ŞİİRLERLE YAŞAMIN ANLAMI-96

KABİR

Kabri sadece topraktan sandukayı mı sanırsın?
Öylece topraktan yaratılan bedeni yabana atarsın.
Örf adet anane ve dürtülerle afaka abanırsın.
Kendini kozaya hapsedersin, kabri başka sanırsın.

Kabir seni kaplayıp özüne inmeyi engeller.
Tüm bu engelleri ruhuna işler…
Beden ölünce ruhundaki kabir devam eder.
Kur’an kalbin mühürlenmesi diye işaret eder.

Sanduka aslında topraktandır.
Bilincimiz bununla kervandadır.
Bu kervan ölüler kervanıdır.
Ölüyü diriltmek için bir İsa gereklidir.

Aslında bu ümmetin de isaları epey vardır.
Bunlar nebilerin varisleridir…
Birini bulursan tut elini onun eli bey’atındır.
Gözün görmesin gayriyi, vecih seninledir.

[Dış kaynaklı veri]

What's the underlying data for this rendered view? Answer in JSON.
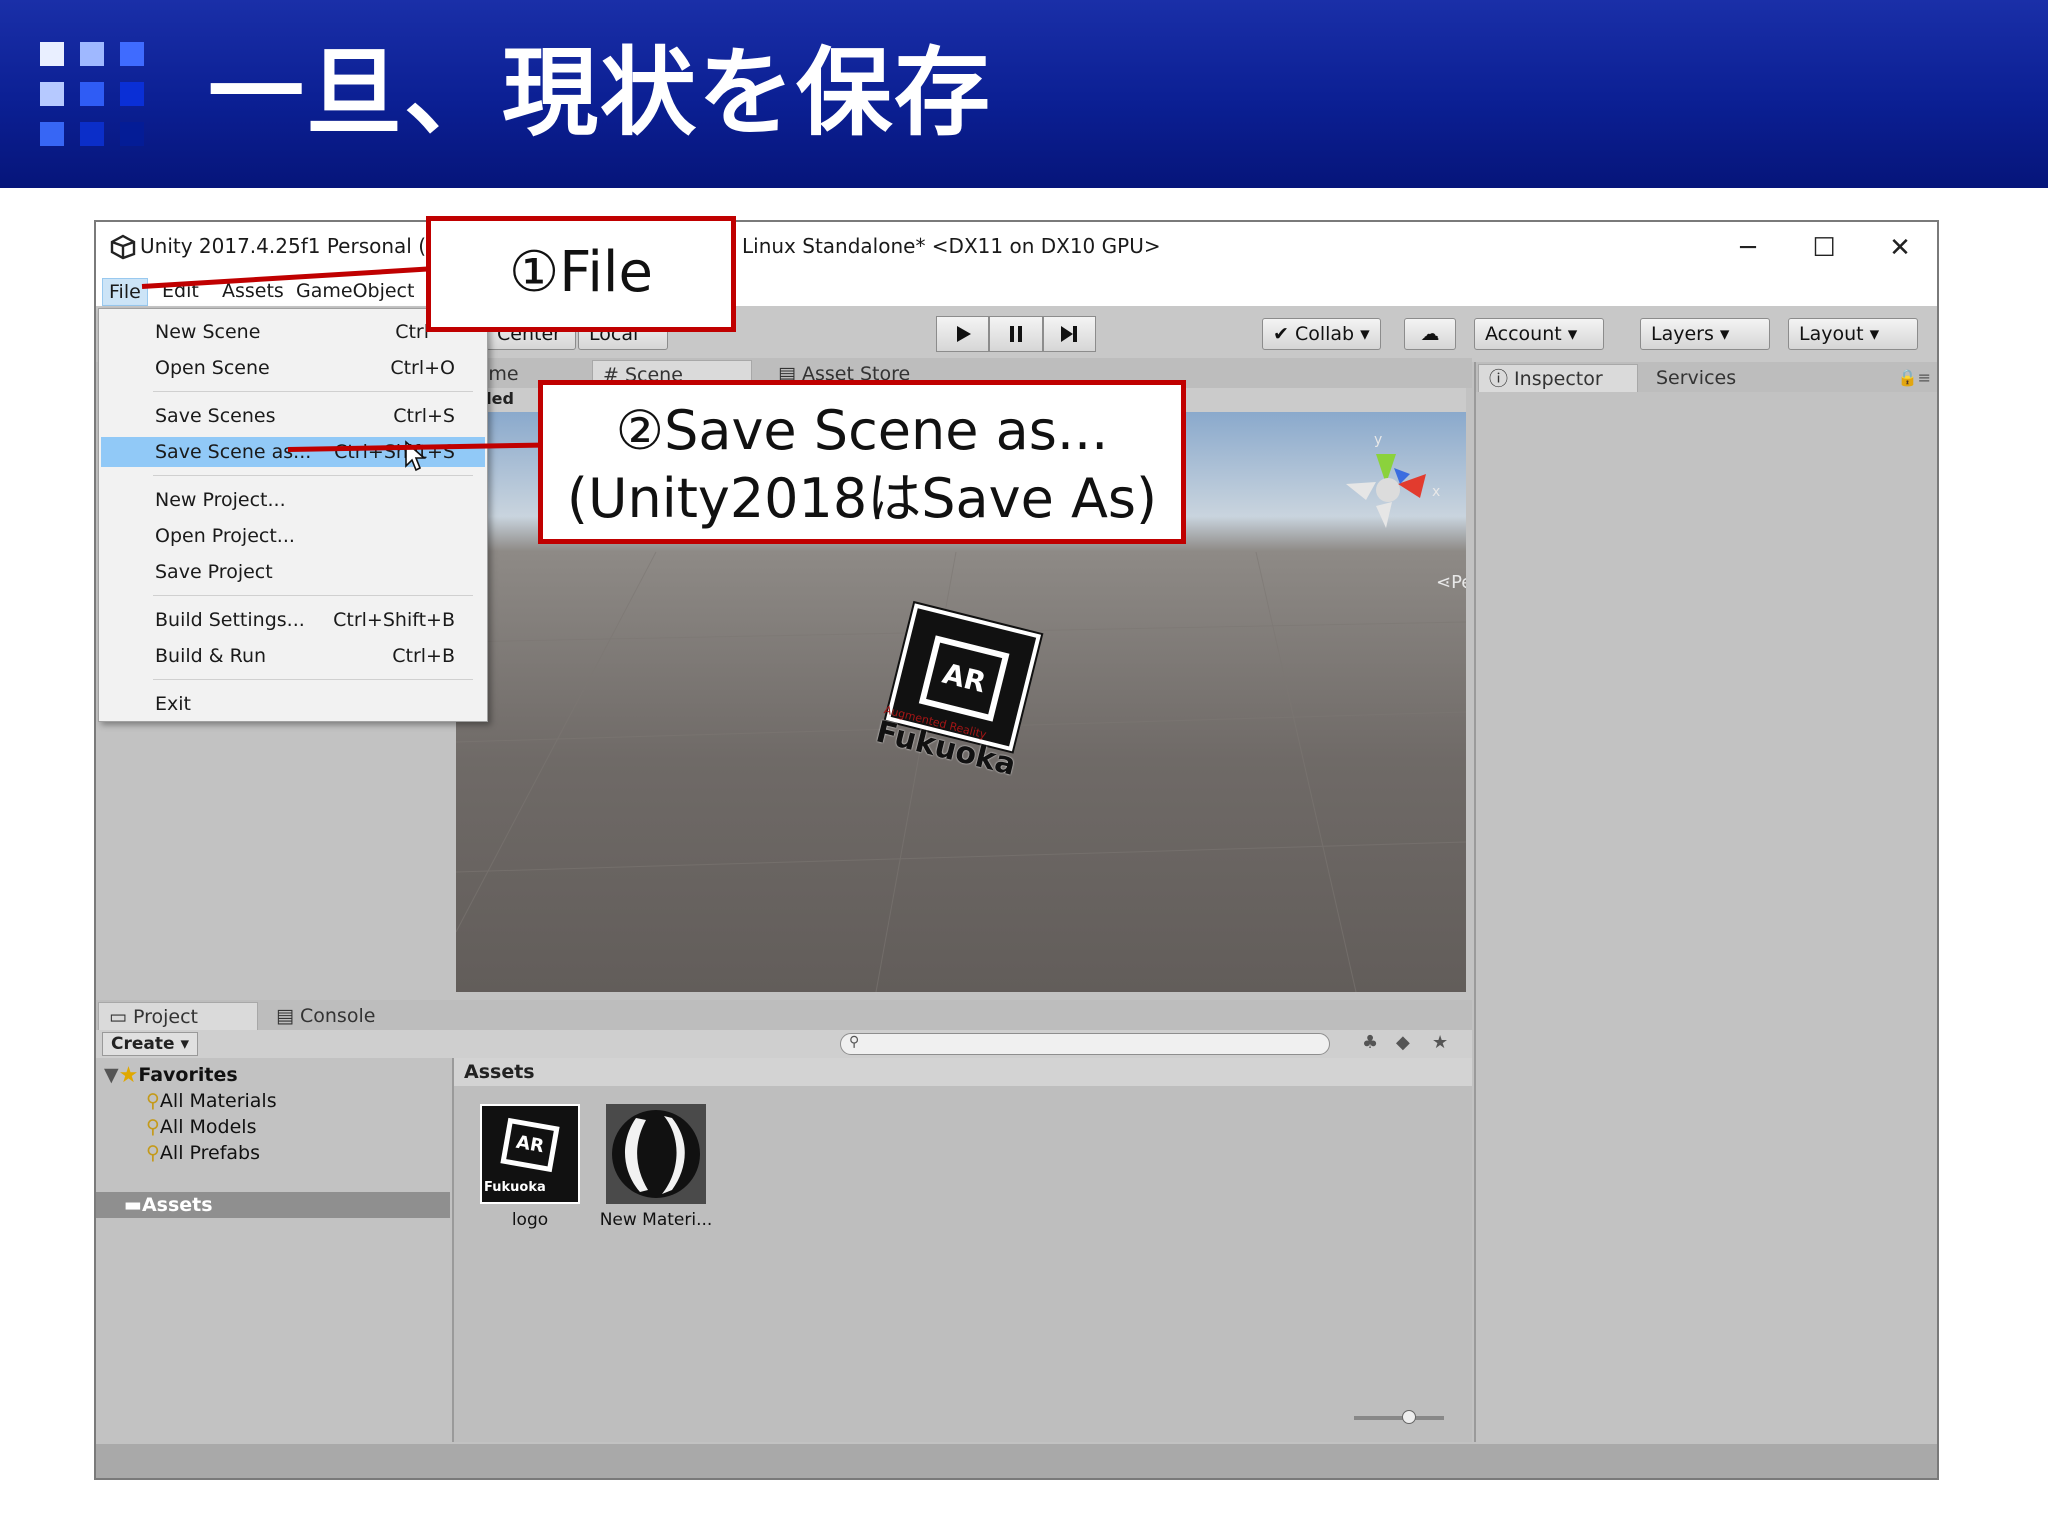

Örfler bilincimizi felç eder…
Adetler ruhumuzu hapseder…
Ananeler bakışımızı kör eder…
Masivaya terk eder…

İşte bu dürtüler nefsimizi zedeler.
Zedelenen nefis şaftını kaybeder.
Emareye iner istekleriyle gem eder.
Hayvandan aşağı iner insanlığa zulmeder.

Kozamız bazen taştan sert olur.
Bazı taşlardan bazen su sadır olur.
Bazı taşlar on iki çeşme olur.
Çeşmenin suyu abı hayat olur.

Abı hayat sendedir ey canımın canı.
Baksana kendine ey sevginin kapanı…
Takma kafana Allah’tan sapanı.
Her şey sendedir, kendinde seyir et aşkını.